The MAA for BIC/FTC/TAF is supported by data from four phase 3 studies in which the regimen met its primary objective of non-inferiority at 48 weeks. Three of the ongoing studies are designed to explore the efficacy and safety of BIC/FTC/TAF compared to triple-therapy regimens containing dolutegravir (50mg; DTG); two in treatment-naïve patients and one in virologically suppressed patients (HIV-1 RNA levels <50 copies/mL) switching from an existing DTG-containing antiretroviral regimen. A fourth ongoing study in virologically suppressed patients compares switching to BIC/FTC/TAF versus remaining on a suppressive regimen of two nucleoside/nucleotide reverse transcriptase inhibitors and a boosted protease inhibitor.

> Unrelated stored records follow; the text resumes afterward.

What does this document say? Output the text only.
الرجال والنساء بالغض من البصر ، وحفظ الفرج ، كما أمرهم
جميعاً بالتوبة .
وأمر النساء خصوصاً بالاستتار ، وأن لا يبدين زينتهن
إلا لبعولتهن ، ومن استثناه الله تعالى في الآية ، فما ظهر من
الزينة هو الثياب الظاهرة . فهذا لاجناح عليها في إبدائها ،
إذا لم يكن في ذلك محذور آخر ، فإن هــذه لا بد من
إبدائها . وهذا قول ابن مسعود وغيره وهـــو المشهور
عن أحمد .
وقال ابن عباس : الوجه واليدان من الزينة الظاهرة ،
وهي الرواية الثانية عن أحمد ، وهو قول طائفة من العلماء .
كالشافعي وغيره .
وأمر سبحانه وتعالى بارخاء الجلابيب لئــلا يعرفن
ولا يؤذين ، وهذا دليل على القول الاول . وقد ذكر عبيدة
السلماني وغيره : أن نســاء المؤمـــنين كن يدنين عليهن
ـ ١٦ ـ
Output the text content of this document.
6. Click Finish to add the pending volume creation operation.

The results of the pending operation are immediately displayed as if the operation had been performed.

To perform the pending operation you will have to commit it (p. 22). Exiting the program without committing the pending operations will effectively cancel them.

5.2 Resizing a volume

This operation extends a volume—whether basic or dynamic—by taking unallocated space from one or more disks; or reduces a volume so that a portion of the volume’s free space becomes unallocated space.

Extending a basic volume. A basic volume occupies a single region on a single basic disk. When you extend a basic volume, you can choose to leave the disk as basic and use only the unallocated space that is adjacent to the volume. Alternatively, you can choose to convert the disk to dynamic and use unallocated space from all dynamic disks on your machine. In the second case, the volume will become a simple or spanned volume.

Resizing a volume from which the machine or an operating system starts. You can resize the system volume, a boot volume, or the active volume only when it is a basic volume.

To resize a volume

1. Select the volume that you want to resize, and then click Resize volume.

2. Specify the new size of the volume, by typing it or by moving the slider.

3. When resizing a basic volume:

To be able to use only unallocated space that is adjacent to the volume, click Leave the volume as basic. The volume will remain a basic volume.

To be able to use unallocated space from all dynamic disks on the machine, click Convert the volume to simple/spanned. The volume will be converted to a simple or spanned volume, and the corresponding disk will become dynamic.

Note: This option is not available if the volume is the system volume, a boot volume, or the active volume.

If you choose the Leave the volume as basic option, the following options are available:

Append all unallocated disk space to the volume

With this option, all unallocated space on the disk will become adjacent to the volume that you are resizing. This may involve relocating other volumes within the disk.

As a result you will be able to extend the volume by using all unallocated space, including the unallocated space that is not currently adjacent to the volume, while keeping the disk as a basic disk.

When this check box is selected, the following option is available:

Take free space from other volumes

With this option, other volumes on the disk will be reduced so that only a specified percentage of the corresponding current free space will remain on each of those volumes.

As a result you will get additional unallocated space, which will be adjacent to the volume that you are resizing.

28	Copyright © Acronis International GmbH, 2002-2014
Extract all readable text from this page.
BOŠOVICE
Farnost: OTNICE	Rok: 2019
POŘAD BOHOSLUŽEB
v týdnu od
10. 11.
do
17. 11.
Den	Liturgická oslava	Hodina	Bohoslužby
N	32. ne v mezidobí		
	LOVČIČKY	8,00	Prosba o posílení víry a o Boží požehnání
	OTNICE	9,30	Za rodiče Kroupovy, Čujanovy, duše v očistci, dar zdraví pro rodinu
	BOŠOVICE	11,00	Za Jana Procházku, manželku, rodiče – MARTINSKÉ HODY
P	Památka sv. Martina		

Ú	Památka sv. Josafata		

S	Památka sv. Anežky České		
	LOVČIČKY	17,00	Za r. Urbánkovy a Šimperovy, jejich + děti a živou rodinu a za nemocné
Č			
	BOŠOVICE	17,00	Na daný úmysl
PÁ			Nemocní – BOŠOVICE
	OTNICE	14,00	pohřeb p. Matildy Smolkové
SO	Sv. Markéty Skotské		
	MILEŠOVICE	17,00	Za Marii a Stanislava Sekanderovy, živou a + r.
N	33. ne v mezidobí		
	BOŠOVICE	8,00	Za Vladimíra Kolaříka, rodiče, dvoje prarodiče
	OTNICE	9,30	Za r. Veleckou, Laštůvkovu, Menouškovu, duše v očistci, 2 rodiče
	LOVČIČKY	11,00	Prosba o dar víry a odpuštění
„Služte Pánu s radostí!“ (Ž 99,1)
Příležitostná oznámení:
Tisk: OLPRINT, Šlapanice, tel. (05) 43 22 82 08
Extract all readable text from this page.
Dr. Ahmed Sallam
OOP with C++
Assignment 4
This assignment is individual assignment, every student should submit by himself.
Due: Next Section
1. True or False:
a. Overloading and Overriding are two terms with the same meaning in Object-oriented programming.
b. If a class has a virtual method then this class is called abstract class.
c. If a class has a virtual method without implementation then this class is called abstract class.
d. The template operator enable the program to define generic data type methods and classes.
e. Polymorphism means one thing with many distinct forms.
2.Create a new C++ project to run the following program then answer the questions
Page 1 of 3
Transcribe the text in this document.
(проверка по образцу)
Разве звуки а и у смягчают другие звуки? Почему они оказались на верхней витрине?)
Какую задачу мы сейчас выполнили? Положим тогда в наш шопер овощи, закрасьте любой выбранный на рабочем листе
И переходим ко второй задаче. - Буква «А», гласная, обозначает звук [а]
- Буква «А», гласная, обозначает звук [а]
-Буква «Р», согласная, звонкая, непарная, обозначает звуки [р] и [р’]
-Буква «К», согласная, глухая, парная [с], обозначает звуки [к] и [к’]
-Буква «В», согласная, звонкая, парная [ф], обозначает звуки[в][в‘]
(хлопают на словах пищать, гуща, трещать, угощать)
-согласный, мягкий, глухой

The BIC/FTC/TAF filing will be reviewed by the EMA under the centralized licensing procedure for all 28 member states of the European Union, as well as Norway and Iceland.
Gilead submitted a New Drug Application (NDA) for BIC/FTC/TAF in the United States on June 12, 2017, and 48-week data from two phase 3 studies investigating BIC/FTC/TAF compared to regimens containing DTG in treatment-naïve adult patients will be presented at the International AIDS Society Conference on HIV Science (IAS 2017), July 23-26, 2017, in Paris.
Bictegravir in combination with FTC/TAF as a single tablet regimen is an investigational treatment that has not been determined to be safe or efficacious and is not approved anywhere globally.